You need to add your repositories to the IServiceColletion as you usually do for any Dependency Injection.

services.AddScoped<IRepository<Person>, Repository<Person>>();
services.AddScoped<IRepository<Company>, Repository<Company>>();

Suggestion: If you have multiple repositories you could create an extension class for IServiceCollection in order to keep the responsibility of register repositories in the repository layer.

private static void AddRepositories(this IServiceCollection services){
    services.AddScoped<IRepository<Person>, Repository<Person>>();
    services.AddScoped<IRepository<Company>, Repository<Company>>();
}


What do I need to do when I have new entity classes?

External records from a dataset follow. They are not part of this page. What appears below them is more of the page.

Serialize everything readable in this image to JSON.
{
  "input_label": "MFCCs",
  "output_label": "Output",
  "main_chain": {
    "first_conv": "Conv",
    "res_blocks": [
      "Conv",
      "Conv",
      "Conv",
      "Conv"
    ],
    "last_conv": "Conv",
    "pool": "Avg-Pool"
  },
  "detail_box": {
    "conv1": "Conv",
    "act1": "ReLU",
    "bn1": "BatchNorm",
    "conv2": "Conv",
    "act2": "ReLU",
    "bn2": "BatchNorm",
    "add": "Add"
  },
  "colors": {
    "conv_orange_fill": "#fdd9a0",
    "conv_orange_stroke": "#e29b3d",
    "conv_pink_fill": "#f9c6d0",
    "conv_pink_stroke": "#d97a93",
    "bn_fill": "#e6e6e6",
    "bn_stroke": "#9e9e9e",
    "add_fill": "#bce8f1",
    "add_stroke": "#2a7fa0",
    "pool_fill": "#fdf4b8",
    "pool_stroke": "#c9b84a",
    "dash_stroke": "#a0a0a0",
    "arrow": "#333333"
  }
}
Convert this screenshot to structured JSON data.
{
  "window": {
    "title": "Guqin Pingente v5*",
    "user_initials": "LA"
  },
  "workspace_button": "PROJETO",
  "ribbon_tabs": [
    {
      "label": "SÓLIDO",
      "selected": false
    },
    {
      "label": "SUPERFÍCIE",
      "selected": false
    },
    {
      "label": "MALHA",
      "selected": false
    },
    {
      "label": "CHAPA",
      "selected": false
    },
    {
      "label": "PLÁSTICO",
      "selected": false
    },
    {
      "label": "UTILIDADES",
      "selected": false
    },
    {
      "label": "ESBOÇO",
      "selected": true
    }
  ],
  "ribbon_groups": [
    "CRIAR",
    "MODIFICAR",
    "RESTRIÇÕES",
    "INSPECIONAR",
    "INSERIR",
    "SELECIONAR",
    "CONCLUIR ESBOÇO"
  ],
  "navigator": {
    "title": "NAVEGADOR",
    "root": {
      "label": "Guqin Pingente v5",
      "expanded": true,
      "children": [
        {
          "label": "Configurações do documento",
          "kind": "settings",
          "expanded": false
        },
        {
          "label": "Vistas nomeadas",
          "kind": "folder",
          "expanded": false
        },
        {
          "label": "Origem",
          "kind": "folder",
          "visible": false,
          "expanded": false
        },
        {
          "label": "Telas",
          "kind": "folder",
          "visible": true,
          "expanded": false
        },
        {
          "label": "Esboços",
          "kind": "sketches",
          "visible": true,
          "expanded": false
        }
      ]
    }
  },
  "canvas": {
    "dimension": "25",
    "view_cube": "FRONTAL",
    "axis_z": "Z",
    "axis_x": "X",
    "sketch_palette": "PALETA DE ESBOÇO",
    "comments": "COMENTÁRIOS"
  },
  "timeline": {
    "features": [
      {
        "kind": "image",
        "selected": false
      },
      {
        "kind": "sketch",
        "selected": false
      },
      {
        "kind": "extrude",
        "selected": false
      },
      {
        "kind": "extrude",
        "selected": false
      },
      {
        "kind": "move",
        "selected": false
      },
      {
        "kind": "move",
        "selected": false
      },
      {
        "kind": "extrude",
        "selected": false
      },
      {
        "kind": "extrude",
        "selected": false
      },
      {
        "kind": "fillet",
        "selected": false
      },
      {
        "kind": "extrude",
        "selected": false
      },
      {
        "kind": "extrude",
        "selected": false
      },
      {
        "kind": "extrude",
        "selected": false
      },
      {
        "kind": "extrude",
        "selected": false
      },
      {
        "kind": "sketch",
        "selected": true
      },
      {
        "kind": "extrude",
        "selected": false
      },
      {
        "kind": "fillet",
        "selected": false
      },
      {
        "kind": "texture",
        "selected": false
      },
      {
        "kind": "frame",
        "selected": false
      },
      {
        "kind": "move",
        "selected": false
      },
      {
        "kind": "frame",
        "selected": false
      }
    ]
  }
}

After you create your entities you just need to register the new type of repository in your dependencies injection registry. Let’s say you have a new User entity.

private static void AddRepositories(this IServiceCollection services){
    services.AddScoped<IRepository<Person>, Repository<Person>>();
    services.AddScoped<IRepository<Company>, Repository<Company>>();
    services.AddScoped<IRepository<User>, Repository<User>>();
}

Since you have this new dependency defined, you are able to use the repository to access the User entity to get or create data from the database. As you can see, your job is to focus on the creation of the new entity. The implementation of Repository Pattern provides you the CRUD operations almost for free.


Conclusion

The Repository Pattern allows us to keep our code more maintainable. If you have any problem with an insert or update operation you know that there is just one point to check the unexpected behavior. The possibility to create extensions classes for each repository in order to add more specific queries gives us the extensibility that we want.


Last but not least, don’t forget the multiples advantages which to implement the Unit Of Work Pattern provide us. It is the key to improve the strength of the Repository Pattern.